I nod in agreement. It’s as if we are and are not discussing her. She has already told me that she is, as she puts it, fucked up, but now I think she’s being ironic, at least in this very moment. This is getting heavy, she says, with a half-smile. Yes, I know, Helen, we are not supposed to get heavy with each other. She laughs again — Helen often does when I use her argot.

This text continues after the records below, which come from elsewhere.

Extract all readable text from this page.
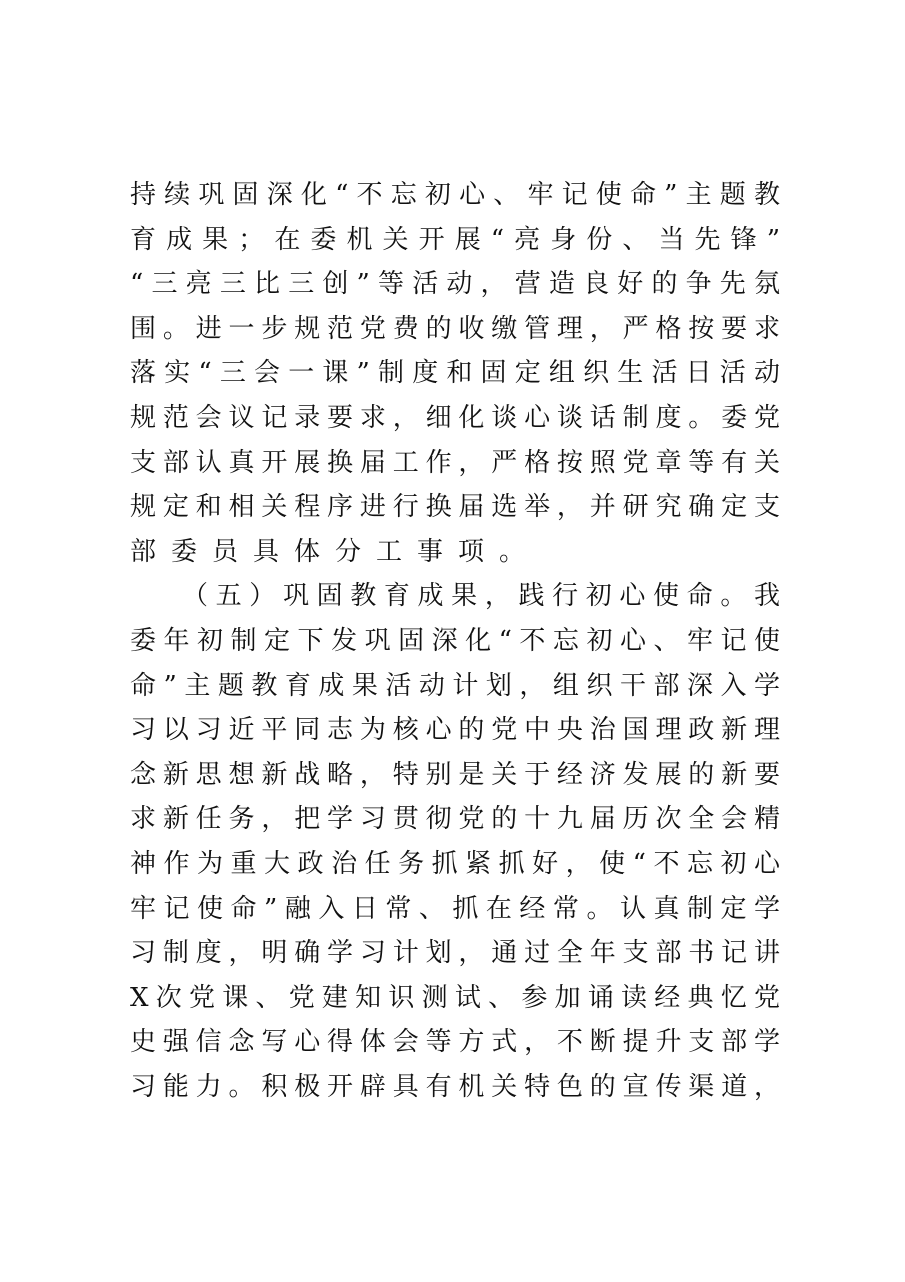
持续巩固深化“不忘初心、牢记使命”主题教
育成果；在委机关开展“亮身份、当先锋”
“三亮三比三创”等活动，营造良好的争先氛
围。进一步规范党费的收缴管理，严格按要求
落实“三会一课”制度和固定组织生活日活动
规范会议记录要求，细化谈心谈话制度。委党
支部认真开展换届工作，严格按照党章等有关
规定和相关程序进行换届选举，并研究确定支
部委员具体分工事项。
（五）巩固教育成果，践行初心使命。我
委年初制定下发巩固深化“不忘初心、牢记使
命”主题教育成果活动计划，组织干部深入学
习以习近平同志为核心的党中央治国理政新理
念新思想新战略，特别是关于经济发展的新要
求新任务，把学习贯彻党的十九届历次全会精
神作为重大政治任务抓紧抓好，使“不忘初心
牢记使命”融入日常、抓在经常。认真制定学
习制度，明确学习计划，通过全年支部书记讲
X次党课、党建知识测试、参加诵读经典忆党
史强信念写心得体会等方式，不断提升支部学
习能力。积极开辟具有机关特色的宣传渠道，
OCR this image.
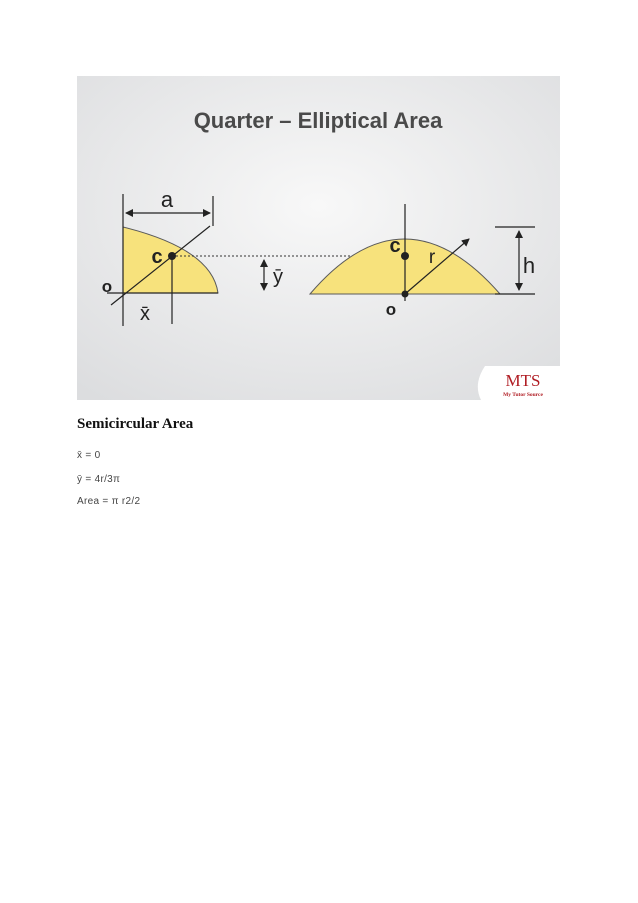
Quarter – Elliptical Area
a
c
o
x̄
ȳ
c
r
o
h
MTS
My Tutor Source
Semicircular Area

x̄ = 0

ȳ = 4r/3π

Area = π r2/2
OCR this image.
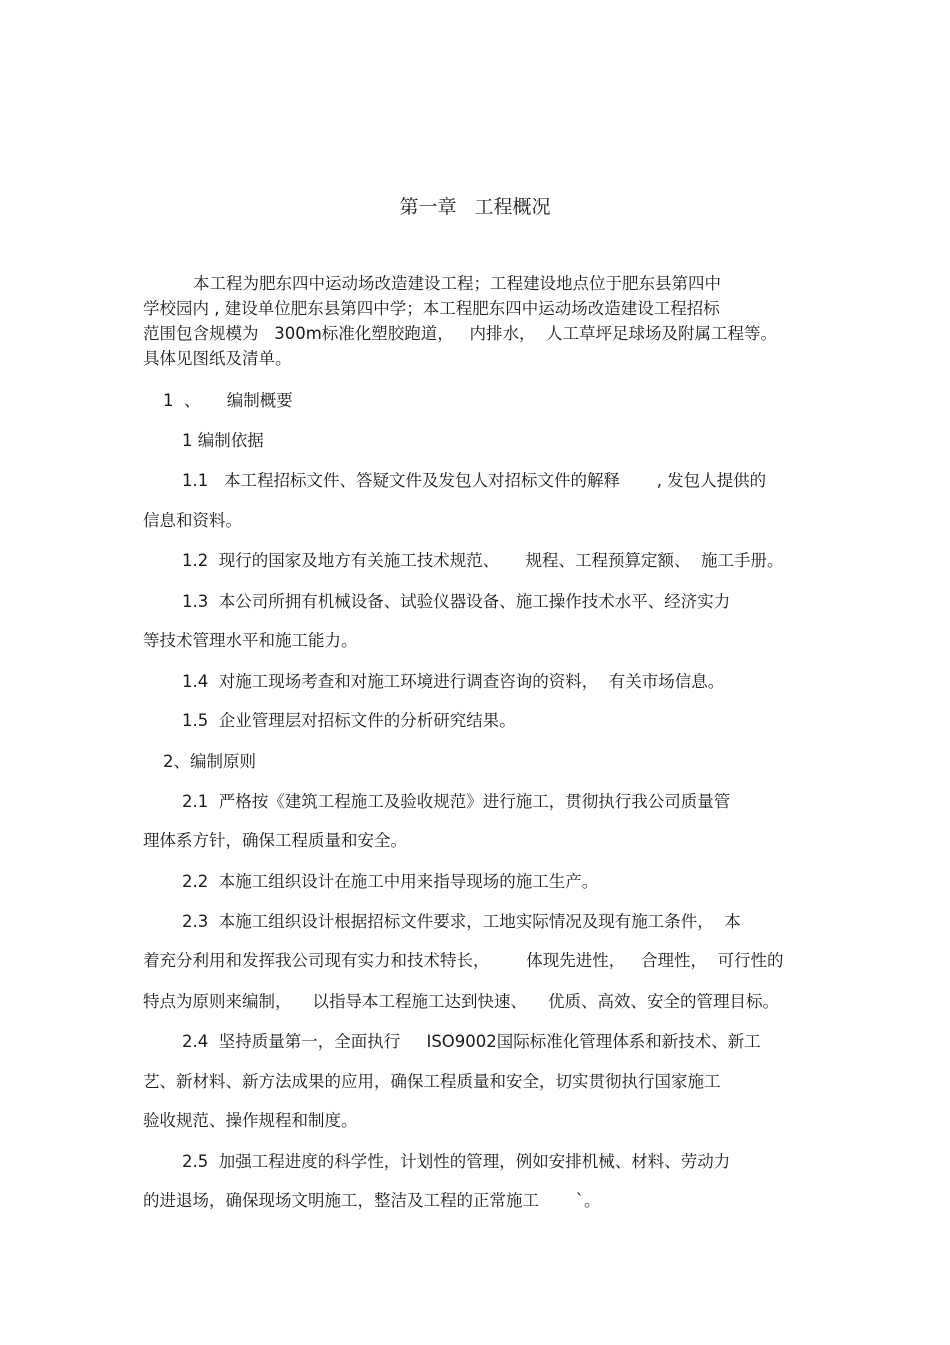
第一章   工程概况
本工程为肥东四中运动场改造建设工程；工程建设地点位于肥东县第四中
学校园内 , 建设单位肥东县第四中学；本工程肥东四中运动场改造建设工程招标
范围包含规模为   300m标准化塑胶跑道，   内排水，  人工草坪足球场及附属工程等。
具体见图纸及清单。
1  、     编制概要
1 编制依据
1.1   本工程招标文件、答疑文件及发包人对招标文件的解释       , 发包人提供的
信息和资料。
1.2  现行的国家及地方有关施工技术规范、     规程、工程预算定额、  施工手册。
1.3  本公司所拥有机械设备、试验仪器设备、施工操作技术水平、经济实力
等技术管理水平和施工能力。
1.4  对施工现场考查和对施工环境进行调查咨询的资料，  有关市场信息。
1.5  企业管理层对招标文件的分析研究结果。
2、编制原则
2.1  严格按《建筑工程施工及验收规范》进行施工，贯彻执行我公司质量管
理体系方针，确保工程质量和安全。
2.2  本施工组织设计在施工中用来指导现场的施工生产。
2.3  本施工组织设计根据招标文件要求，工地实际情况及现有施工条件，  本
着充分利用和发挥我公司现有实力和技术特长，       体现先进性，   合理性，  可行性的
特点为原则来编制，    以指导本工程施工达到快速、    优质、高效、安全的管理目标。
2.4  坚持质量第一，全面执行     ISO9002国际标准化管理体系和新技术、新工
艺、新材料、新方法成果的应用，确保工程质量和安全，切实贯彻执行国家施工
验收规范、操作规程和制度。
2.5  加强工程进度的科学性，计划性的管理，例如安排机械、材料、劳动力
的进退场，确保现场文明施工，整洁及工程的正常施工       `。
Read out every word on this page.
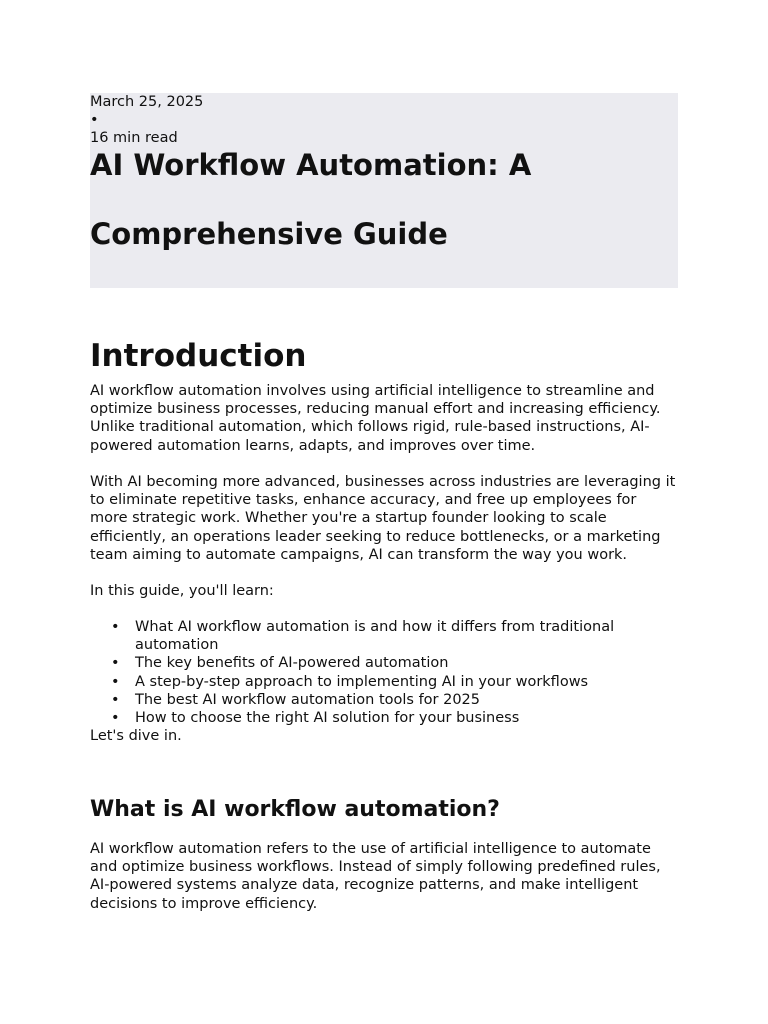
March 25, 2025

•

16 min read

AI Workflow Automation: A
Comprehensive Guide
Introduction

AI workflow automation involves using artificial intelligence to streamline and optimize business processes, reducing manual effort and increasing efficiency. Unlike traditional automation, which follows rigid, rule-based instructions, AI-powered automation learns, adapts, and improves over time.

With AI becoming more advanced, businesses across industries are leveraging it to eliminate repetitive tasks, enhance accuracy, and free up employees for more strategic work. Whether you're a startup founder looking to scale efficiently, an operations leader seeking to reduce bottlenecks, or a marketing team aiming to automate campaigns, AI can transform the way you work.

In this guide, you'll learn:

• What AI workflow automation is and how it differs from traditional automation
• The key benefits of AI-powered automation
• A step-by-step approach to implementing AI in your workflows
• The best AI workflow automation tools for 2025
• How to choose the right AI solution for your business

Let's dive in.

What is AI workflow automation?

AI workflow automation refers to the use of artificial intelligence to automate and optimize business workflows. Instead of simply following predefined rules, AI-powered systems analyze data, recognize patterns, and make intelligent decisions to improve efficiency.
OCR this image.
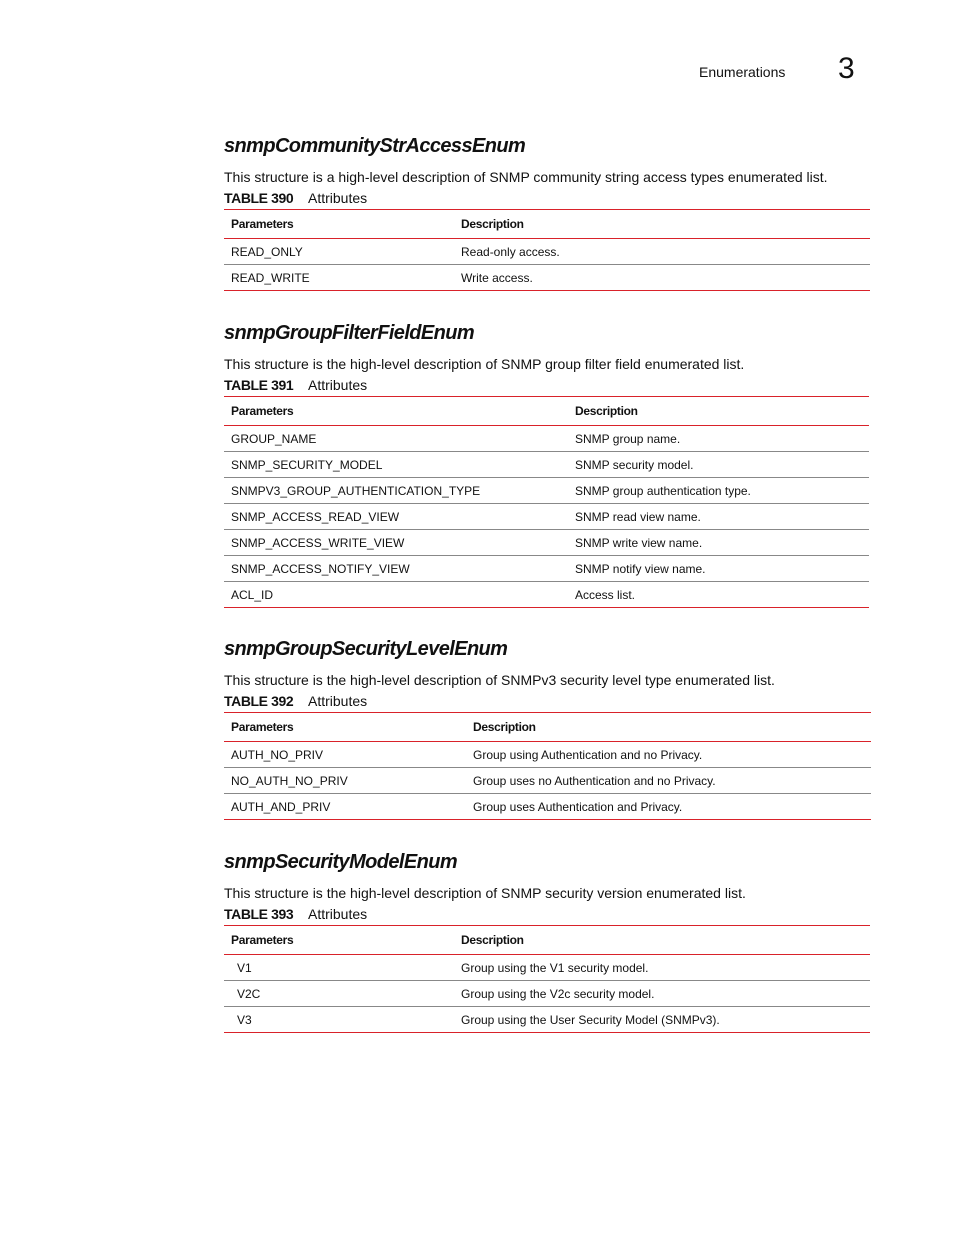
Enumerations 3
snmpCommunityStrAccessEnum

This structure is a high-level description of SNMP community string access types enumerated list.

TABLE 390 Attributes

Parameters	Description
READ_ONLY	Read-only access.
READ_WRITE	Write access.
snmpGroupFilterFieldEnum

This structure is the high-level description of SNMP group filter field enumerated list.

TABLE 391 Attributes

Parameters	Description
GROUP_NAME	SNMP group name.
SNMP_SECURITY_MODEL	SNMP security model.
SNMPV3_GROUP_AUTHENTICATION_TYPE	SNMP group authentication type.
SNMP_ACCESS_READ_VIEW	SNMP read view name.
SNMP_ACCESS_WRITE_VIEW	SNMP write view name.
SNMP_ACCESS_NOTIFY_VIEW	SNMP notify view name.
ACL_ID	Access list.
snmpGroupSecurityLevelEnum

This structure is the high-level description of SNMPv3 security level type enumerated list.

TABLE 392 Attributes

Parameters	Description
AUTH_NO_PRIV	Group using Authentication and no Privacy.
NO_AUTH_NO_PRIV	Group uses no Authentication and no Privacy.
AUTH_AND_PRIV	Group uses Authentication and Privacy.
snmpSecurityModelEnum

This structure is the high-level description of SNMP security version enumerated list.

TABLE 393 Attributes

Parameters	Description
V1	Group using the V1 security model.
V2C	Group using the V2c security model.
V3	Group using the User Security Model (SNMPv3).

It dawns on me that she has told me next to nothing about John and her, only that John is a liar, as am I. She is most definitely artful, and I am still curious. John was a sort of boyfriend. They are not friends. I feel more sadness welling inside me. Children leave each other without a second thought. I was; I did. All those wonderful men, those friends, lovers, and I’ll never see them again. Each face is a drop of memory that is diluted by time and dissolves; nothing rests or stays still long enough to form into a clear image. They’ve drifted away, or I did. Helen doesn’t realize how precious all those moments are, and John — how beautiful he is, with those violet eyes and soft lips. I’d hold him to me forever were he mine. I’d love to make love with John. I gaze at Helen vacantly. Perhaps. With her, too. The thought scandalizes me. Am I blanching? Would this idea horrify her? Probably not. I have learned over the years that only one’s own thoughts can ever genuinely shock one.